Superset (RapidMiner Studio Core)

Synopsis

This operator takes two ExampleSets as input and adds new features of the first ExampleSet to the second ExampleSet and vice versa to generate two supersets. The resultant supersets have the same set of attributes but the examples may be different.

Description

The Superset operator generates supersets of the given ExampleSets by adding new features of one ExampleSet to the other ExampleSet. The values of the new features are set to missing values in the supersets. This operator delivers two supersets as output: The first has all attributes and examples of the first ExampleSet + all attributes of the second ExampleSet (with missing values) The second has all attributes and examples of the second ExampleSet + all attributes of the first ExampleSet (with missing values) Thus both supersets have the same set of regular attributes but the examples may be different. It is important to note that the supersets can have only one special attribute of a kind. By default this operator adds only new 'regular' attributes to the other ExampleSet for generating supersets. For example, if both input ExampleSets have a label attribute then the first superset will have all attributes of the first ExampleSet (including label) + all regular attributes of the second ExampleSet. The second superset will behave correspondingly. The include special attributes parameter can be used for changing this behavior. But it should be used carefully because even if this parameter is set to true, the resultant supersets can have only one special attribute of a kind. Please study the attached Example Process for better understanding.

Input

  • example set 1 (Data Table)

    This input port expects an ExampleSet. It is the output of the Retrieve operator in the attached Example Process. The output of other operators can also be used as input. It is essential that meta data should be attached with the data for the input because attributes are specified in their meta data.

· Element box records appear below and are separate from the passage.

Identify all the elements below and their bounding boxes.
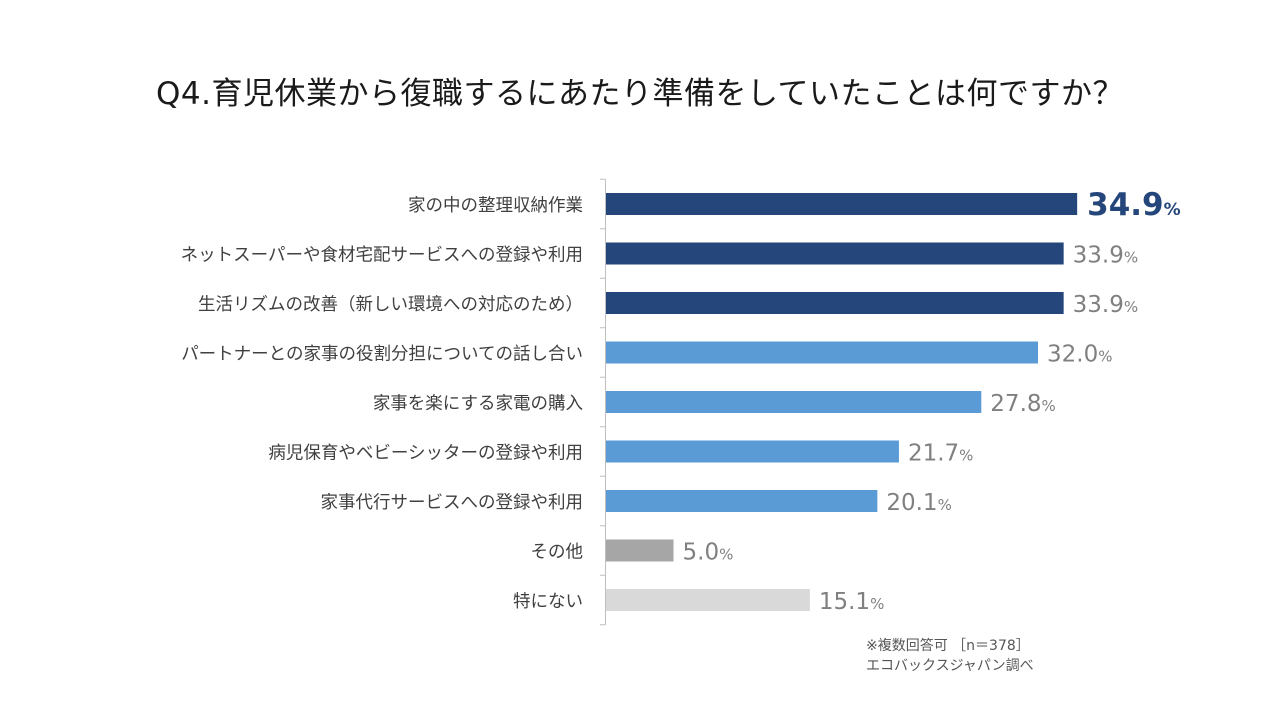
- value-label: 21.7%: [908, 441, 973, 467]
- category-label: 病児保育やベビーシッターの登録や利用: [268, 444, 583, 464]
- value-label: 5.0%: [683, 540, 734, 566]
- category-label: 家事代行サービスへの登録や利用: [321, 493, 584, 513]
- value-label: 34.9%: [1087, 187, 1181, 223]
- bar: [606, 242, 1064, 265]
- value-label: 27.8%: [990, 391, 1055, 417]
- bar: [606, 589, 810, 611]
- footnote: ※複数回答可 ［n＝378］ エコバックスジャパン調べ: [866, 636, 1034, 676]
- bar: [606, 193, 1078, 215]
- bar: [606, 391, 982, 413]
- category-label: 生活リズムの改善（新しい環境への対応のため）: [198, 295, 583, 315]
- bar: [606, 490, 878, 512]
- category-label: 家の中の整理収納作業: [408, 196, 583, 216]
- bar: [606, 539, 674, 562]
- category-label: その他: [531, 543, 584, 563]
- category-label: パートナーとの家事の役割分担についての話し合い: [181, 345, 583, 365]
- category-label: 特にない: [513, 592, 583, 612]
- bar: [606, 292, 1064, 314]
- bar: [606, 440, 899, 463]
- bar: [606, 341, 1038, 364]
- value-label: 32.0%: [1047, 342, 1112, 368]
- category-label: 家事を楽にする家電の購入: [373, 394, 583, 414]
- value-label: 33.9%: [1073, 243, 1138, 269]
- value-label: 15.1%: [819, 589, 884, 615]
- footnote-sample-note: ※複数回答可 ［n＝378］: [866, 638, 1030, 654]
- footnote-source: エコバックスジャパン調べ: [866, 658, 1034, 674]
- category-label: ネットスーパーや食材宅配サービスへの登録や利用: [181, 246, 583, 266]
- value-label: 20.1%: [886, 490, 951, 516]
- value-label: 33.9%: [1073, 292, 1138, 318]
- chart-title: Q4.育児休業から復職するにあたり準備をしていたことは何ですか？: [155, 76, 1125, 112]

  • example set 2 (Data Table)

    This input port expects an ExampleSet. It is the output of the Retrieve operator in the attached Example Process. The output of other operators can also be used as input. It is essential that meta data should be attached with the data for the input because attributes are specified in their meta data.

Output

  • superset 1 (Data Table)

    The first superset of the input ExampleSets is delivered through this port.

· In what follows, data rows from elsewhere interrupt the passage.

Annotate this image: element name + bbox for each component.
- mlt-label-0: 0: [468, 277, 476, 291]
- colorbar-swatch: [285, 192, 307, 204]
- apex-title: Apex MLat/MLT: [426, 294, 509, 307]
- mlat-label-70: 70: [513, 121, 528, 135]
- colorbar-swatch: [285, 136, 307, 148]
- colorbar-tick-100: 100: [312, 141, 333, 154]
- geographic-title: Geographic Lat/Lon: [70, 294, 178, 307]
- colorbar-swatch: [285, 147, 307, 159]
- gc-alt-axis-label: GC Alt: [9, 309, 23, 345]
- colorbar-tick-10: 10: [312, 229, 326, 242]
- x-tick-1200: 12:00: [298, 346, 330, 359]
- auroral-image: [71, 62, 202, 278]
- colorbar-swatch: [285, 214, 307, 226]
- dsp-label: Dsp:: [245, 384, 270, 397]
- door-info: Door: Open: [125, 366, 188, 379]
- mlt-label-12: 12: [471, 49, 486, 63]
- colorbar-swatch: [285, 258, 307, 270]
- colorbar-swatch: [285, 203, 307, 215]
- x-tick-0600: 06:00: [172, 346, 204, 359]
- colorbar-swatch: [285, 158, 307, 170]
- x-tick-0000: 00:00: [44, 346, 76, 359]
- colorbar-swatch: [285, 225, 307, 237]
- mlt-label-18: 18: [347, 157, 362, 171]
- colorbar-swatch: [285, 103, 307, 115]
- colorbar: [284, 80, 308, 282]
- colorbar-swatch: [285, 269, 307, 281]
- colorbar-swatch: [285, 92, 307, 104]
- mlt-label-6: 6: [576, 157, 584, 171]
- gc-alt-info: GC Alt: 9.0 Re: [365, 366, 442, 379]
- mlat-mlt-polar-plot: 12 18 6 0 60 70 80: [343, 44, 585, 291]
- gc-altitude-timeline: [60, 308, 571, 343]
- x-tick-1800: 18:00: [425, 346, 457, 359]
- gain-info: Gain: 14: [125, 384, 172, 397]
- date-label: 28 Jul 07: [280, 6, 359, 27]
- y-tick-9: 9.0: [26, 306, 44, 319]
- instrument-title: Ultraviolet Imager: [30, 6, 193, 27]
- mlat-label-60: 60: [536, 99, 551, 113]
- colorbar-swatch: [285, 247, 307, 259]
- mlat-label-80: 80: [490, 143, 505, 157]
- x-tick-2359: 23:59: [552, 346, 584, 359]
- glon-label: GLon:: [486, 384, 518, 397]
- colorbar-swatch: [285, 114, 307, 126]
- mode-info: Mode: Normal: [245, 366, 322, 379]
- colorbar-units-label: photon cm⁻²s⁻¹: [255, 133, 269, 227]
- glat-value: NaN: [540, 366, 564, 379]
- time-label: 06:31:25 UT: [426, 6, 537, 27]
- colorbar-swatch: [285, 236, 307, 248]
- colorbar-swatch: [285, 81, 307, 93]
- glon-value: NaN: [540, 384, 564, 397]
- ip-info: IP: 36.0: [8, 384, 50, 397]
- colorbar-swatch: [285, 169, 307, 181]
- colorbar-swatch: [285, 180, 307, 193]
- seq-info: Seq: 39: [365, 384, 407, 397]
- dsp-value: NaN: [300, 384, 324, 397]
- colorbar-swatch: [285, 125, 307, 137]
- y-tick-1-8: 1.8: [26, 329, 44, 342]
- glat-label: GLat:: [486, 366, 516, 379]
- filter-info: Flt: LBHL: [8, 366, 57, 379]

  • superset 2 (Data Table)

    The second superset of the input ExampleSets is delivered through this port.

Parameters

  • include_special_attributesThis parameter indicates if the special attributes should be included for generation of the supersets. This operator should be used carefully especially if both ExampleSets have the same special attributes because the resultant supersets can have only one special attribute of a kind. Range: boolean

Tutorial Processes

Generating supersets of the Golf and Iris data sets

In this process the 'Golf' and 'Iris' data sets are loaded using the Retrieve operators. Breakpoints are inserted after the Retrieve operators so that you can have a look at the input ExampleSets. When you run the process, first you see the 'Golf' data set. It has four regular and one special attribute with 14 examples each. When you continue the process, you will see the 'Iris' data set. It has four regular and two special attributes with 150 examples each. Note that the meta data of both ExampleSets is very different. The Superset operator is applied for generating supersets of these two ExampleSets. The resultant supersets can be seen in the Results Workspace. You can see that one superset has all attributes and examples of the 'Iris' data set + 4 regular attributes of the 'Golf' data set (with missing values). The other superset has all attributes and examples of the 'Golf' data set + 4 regular attributes of the 'Iris' data set (with missing values).